Meeting such gentle people and hearing the harrowing stories of their lives, their wait to be allocated a country and then to come to our shores made me wonder why I complained about the state of my ‘finances’. The men were accompanied by 3 case workers – one a 6’8” Sudanese man (in old terms – that tells you a little about me!) and two women – one of Italian descent and the other from the Congo with her own story to tell – arriving in Australia with 2 very young children 10 years ago (and only now being joined by her husband after all this time). The men were charming, well mannered and very shy. The Sudanese case worker ‘stripped off’ to swim and encourage the others to join him. Only one did – he hadn’t been in the sea since fleeing Ethiopia 25 years ago. The camps in Kenya where he has been for so long are far from the sea. He was overwhelmed by the experience and of course the memories that surfaced. Others sat and gazed out to sea asking about the ships travelling up the channel and watching the sailing boats in the distance. Sometimes they sat alone dangling their legs over the ‘walkway’ at the edge of the beach. Only 3 took their shoes off and walked barefoot in the sand.  

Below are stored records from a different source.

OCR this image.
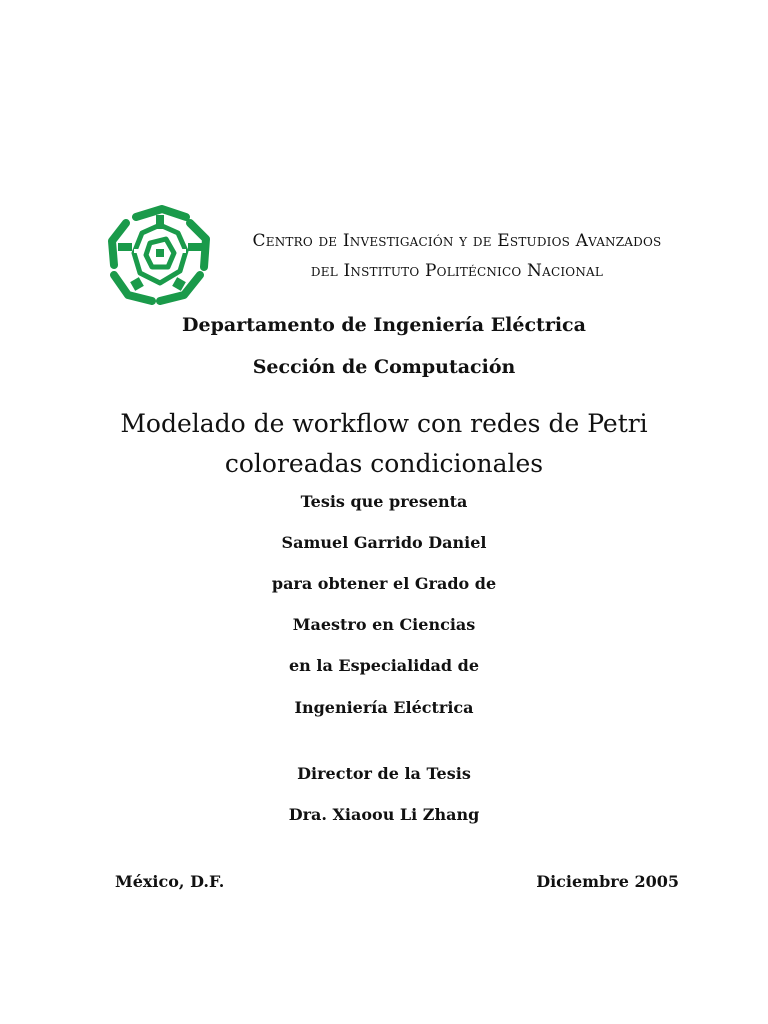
Centro de Investigación y de Estudios Avanzados
del Instituto Politécnico Nacional
Departamento de Ingeniería Eléctrica
Sección de Computación
Modelado de workflow con redes de Petri
coloreadas condicionales
Tesis que presenta
Samuel Garrido Daniel
para obtener el Grado de
Maestro en Ciencias
en la Especialidad de
Ingeniería Eléctrica
Director de la Tesis
Dra. Xiaoou Li Zhang
México, D.F.	Diciembre 2005
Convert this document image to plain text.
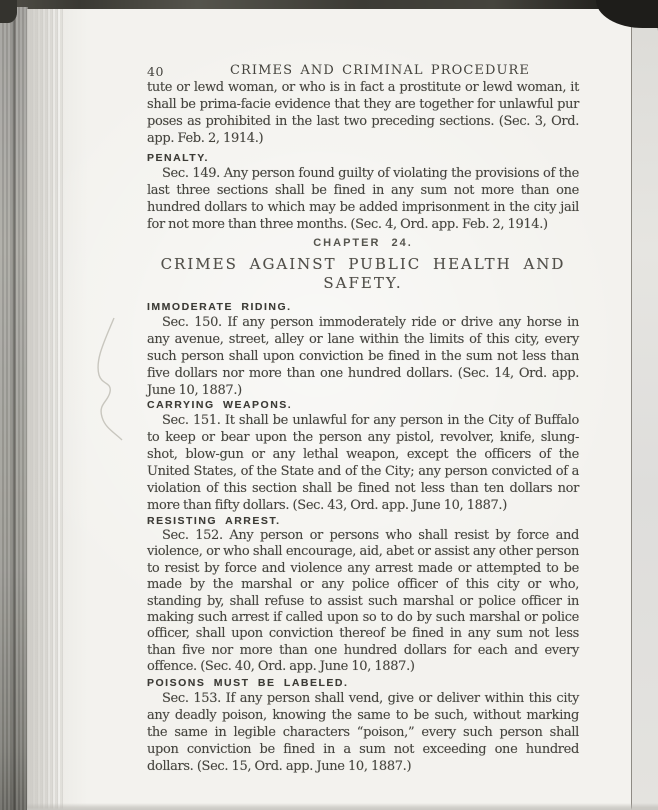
40	CRIMES AND CRIMINAL PROCEDURE

tute or lewd woman, or who is in fact a prostitute or lewd woman, it shall be prima-facie evidence that they are together for unlawful pur poses as prohibited in the last two preceding sections. (Sec. 3, Ord. app. Feb. 2, 1914.)

PENALTY.

Sec. 149. Any person found guilty of violating the provisions of the last three sections shall be fined in any sum not more than one hundred dollars to which may be added imprisonment in the city jail for not more than three months. (Sec. 4, Ord. app. Feb. 2, 1914.)

CHAPTER 24.
CRIMES AGAINST PUBLIC HEALTH AND SAFETY.
IMMODERATE RIDING.

Sec. 150. If any person immoderately ride or drive any horse in any avenue, street, alley or lane within the limits of this city, every such person shall upon conviction be fined in the sum not less than five dollars nor more than one hundred dollars. (Sec. 14, Ord. app. June 10, 1887.)

CARRYING WEAPONS.

Sec. 151. It shall be unlawful for any person in the City of Buffalo to keep or bear upon the person any pistol, revolver, knife, slung-shot, blow-gun or any lethal weapon, except the officers of the United States, of the State and of the City; any person convicted of a violation of this section shall be fined not less than ten dollars nor more than fifty dollars. (Sec. 43, Ord. app. June 10, 1887.)

RESISTING ARREST.

Sec. 152. Any person or persons who shall resist by force and violence, or who shall encourage, aid, abet or assist any other person to resist by force and violence any arrest made or attempted to be made by the marshal or any police officer of this city or who, standing by, shall refuse to assist such marshal or police officer in making such arrest if called upon so to do by such marshal or police officer, shall upon conviction thereof be fined in any sum not less than five nor more than one hundred dollars for each and every offence. (Sec. 40, Ord. app. June 10, 1887.)

POISONS MUST BE LABELED.

Sec. 153. If any person shall vend, give or deliver within this city any deadly poison, knowing the same to be such, without marking the same in legible characters “poison,” every such person shall upon conviction be fined in a sum not exceeding one hundred dollars. (Sec. 15, Ord. app. June 10, 1887.)
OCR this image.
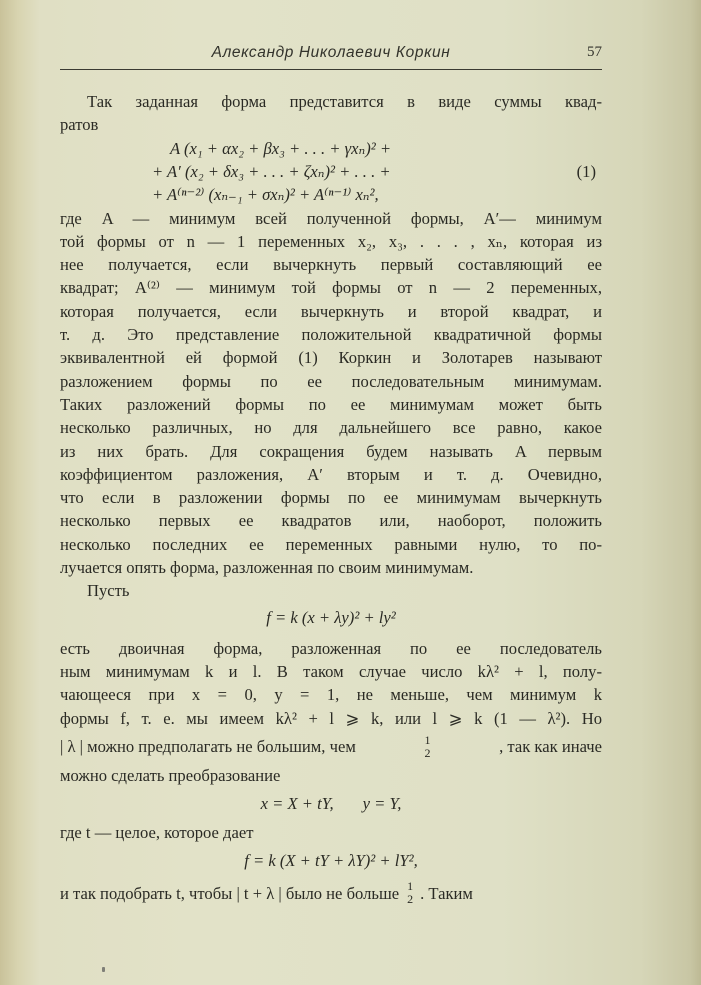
Александр Николаевич Коркин	57
Так заданная форма представится в виде суммы квад-
ратов
A (x₁ + αx₂ + βx₃ + . . . + γxₙ)² +
+ A′ (x₂ + δx₃ + . . . + ζxₙ)² + . . . +
+ A⁽ⁿ⁻²⁾ (xₙ₋₁ + σxₙ)² + A⁽ⁿ⁻¹⁾ xₙ²,
(1)
где A — минимум всей полученной формы, A′— минимум
той формы от n — 1 переменных x₂, x₃, . . . , xₙ, которая из
нее получается, если вычеркнуть первый составляющий ее
квадрат; A⁽²⁾ — минимум той формы от n — 2 переменных,
которая получается, если вычеркнуть и второй квадрат, и
т. д. Это представление положительной квадратичной формы
эквивалентной ей формой (1) Коркин и Золотарев называют
разложением формы по ее последовательным минимумам.
Таких разложений формы по ее минимумам может быть
несколько различных, но для дальнейшего все равно, какое
из них брать. Для сокращения будем называть A первым
коэффициентом разложения, A′ вторым и т. д. Очевидно,
что если в разложении формы по ее минимумам вычеркнуть
несколько первых ее квадратов или, наоборот, положить
несколько последних ее переменных равными нулю, то по-
лучается опять форма, разложенная по своим минимумам.
Пусть
f = k (x + λy)² + ly²
есть двоичная форма, разложенная по ее последователь
ным минимумам k и l. В таком случае число kλ² + l, полу-
чающееся при x = 0, y = 1, не меньше, чем минимум k
формы f, т. е. мы имеем kλ² + l ⩾ k, или l ⩾ k (1 — λ²). Но
| λ | можно предполагать не большим, чем	1
2	, так как иначе
можно сделать преобразование
x = X + tY,       y = Y,
где t — целое, которое дает
f = k (X + tY + λY)² + lY²,
и так подобрать t, чтобы | t + λ | было не больше 1
2 . Таким
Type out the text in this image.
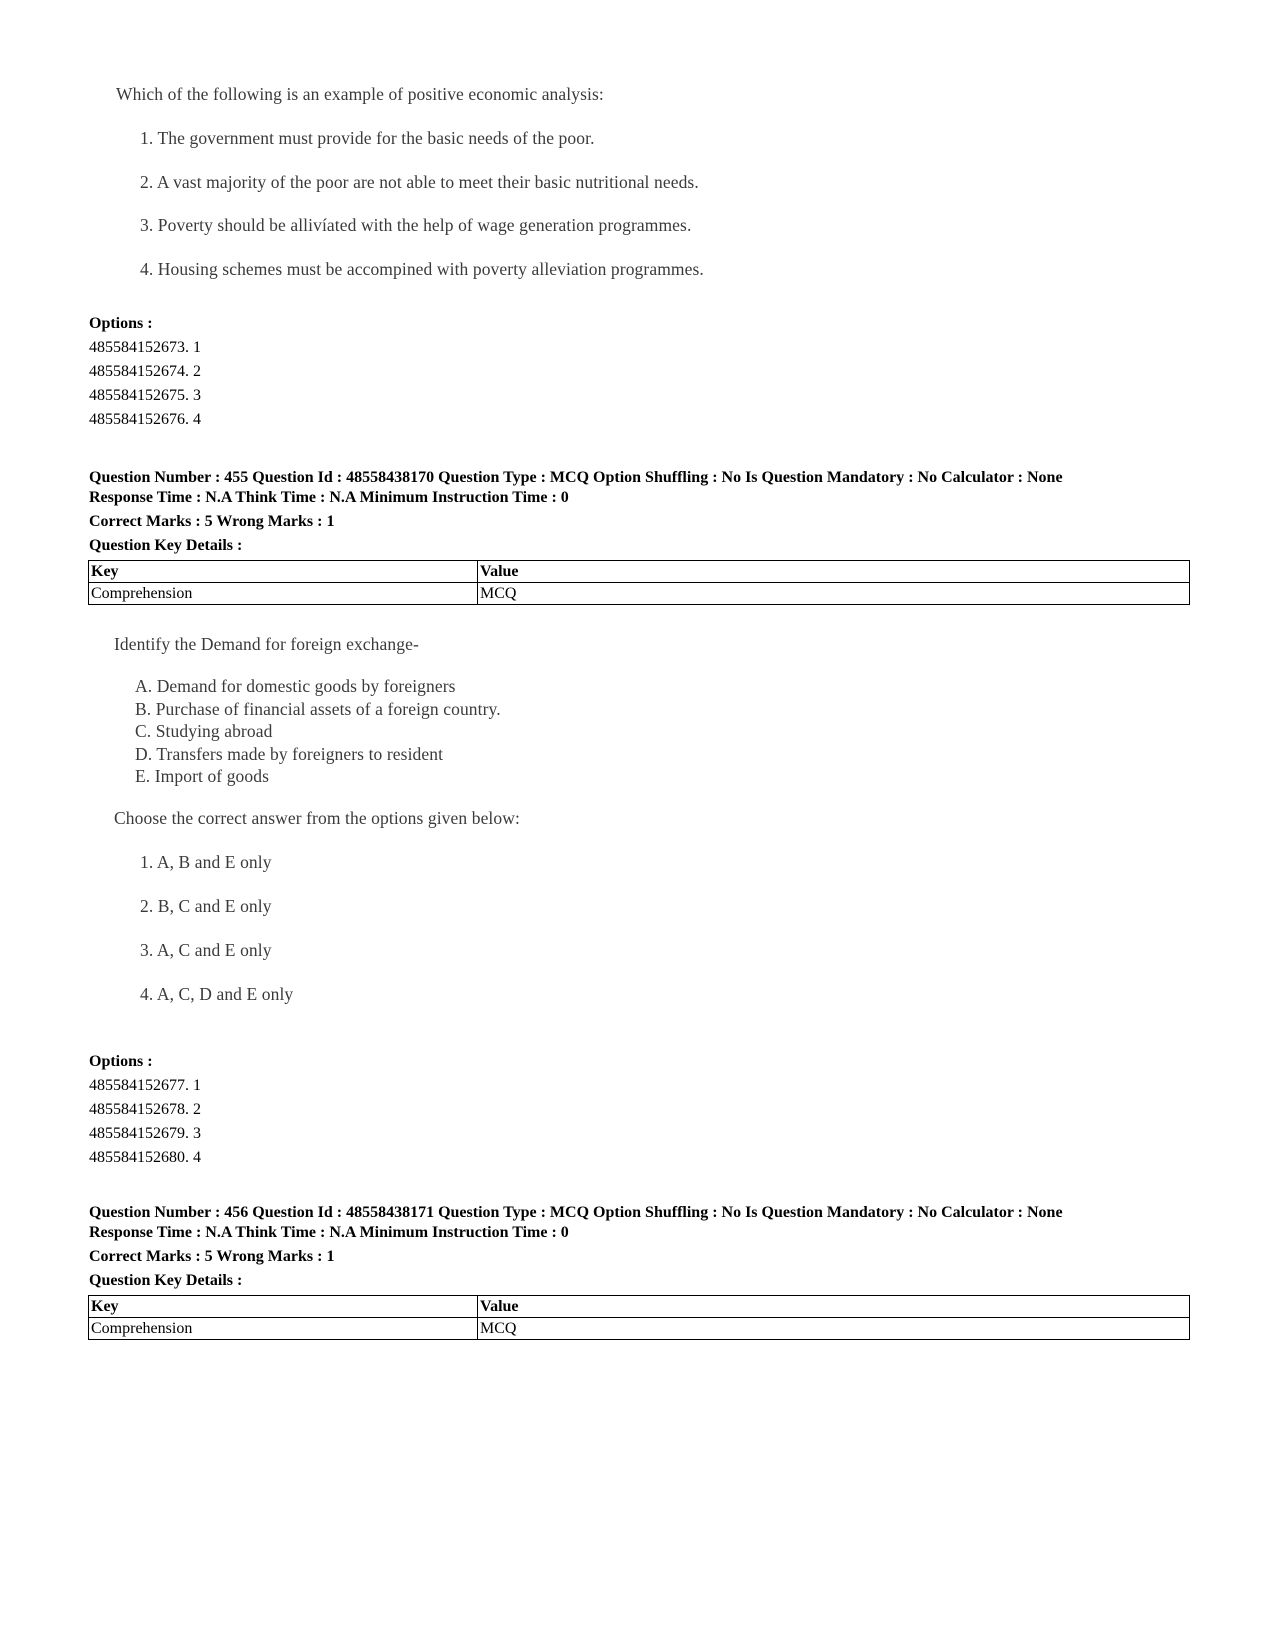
Which of the following is an example of positive economic analysis:
1. The government must provide for the basic needs of the poor.
2. A vast majority of the poor are not able to meet their basic nutritional needs.
3. Poverty should be allivíated with the help of wage generation programmes.
4. Housing schemes must be accompined with poverty alleviation programmes.
Options :
485584152673. 1
485584152674. 2
485584152675. 3
485584152676. 4
Question Number : 455 Question Id : 48558438170 Question Type : MCQ Option Shuffling : No Is Question Mandatory : No Calculator : None
Response Time : N.A Think Time : N.A Minimum Instruction Time : 0
Correct Marks : 5 Wrong Marks : 1
Question Key Details :
Key	Value
Comprehension	MCQ
Identify the Demand for foreign exchange-
A. Demand for domestic goods by foreigners
B. Purchase of financial assets of a foreign country.
C. Studying abroad
D. Transfers made by foreigners to resident
E. Import of goods
Choose the correct answer from the options given below:
1. A, B and E only
2. B, C and E only
3. A, C and E only
4. A, C, D and E only
Options :
485584152677. 1
485584152678. 2
485584152679. 3
485584152680. 4
Question Number : 456 Question Id : 48558438171 Question Type : MCQ Option Shuffling : No Is Question Mandatory : No Calculator : None
Response Time : N.A Think Time : N.A Minimum Instruction Time : 0
Correct Marks : 5 Wrong Marks : 1
Question Key Details :
Key	Value
Comprehension	MCQ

They helped cook the ‘beef’ on the barbeque and lined up for the salads I had prepared. Then it was time to find a chair or sit on the edge of the jetty and enjoy their meal. I showed them how to eat the ‘Aussie’ way by taking a slice of white bread, angling a sausage on it, adding fried onions and tomato sauce and folding the bread to make a sandwich – delicious!  After some cake prepared by an 80 year old friend of mine (none left) and some watermelon they had time to kick a soccer ball and lie on a beach bed at the edge of the sea. One of the case workers had kindly sourced their favourite tea – it looked like a whole lot of twigs to me - but after a long brew in the coffee plunger it tasted delicious.

We talked about the Australian flags that were on the table and I noticed 2 of them take them, wave them, clutch them close and then take them home. This is now their country and a beach barbeque and a flag seemed to cement their place here so far from home.

I learnt that having been approved as refugees they have no choice regarding where in the world they will be sent. The ramifications of those choices made for them and the strength they have to continue on after years and years in refugee camps was a humbling experience and a great reminder of how lucky we are in this country – of drought and flooding rains.

After a handshake all round and an invitation to return again soon I waved them farewell.  This day was a privilege for me and one that will live with me for a long time.  And I hope through the many MCF contacts other groups can come and experience my little piece of paradise so close to the CBD.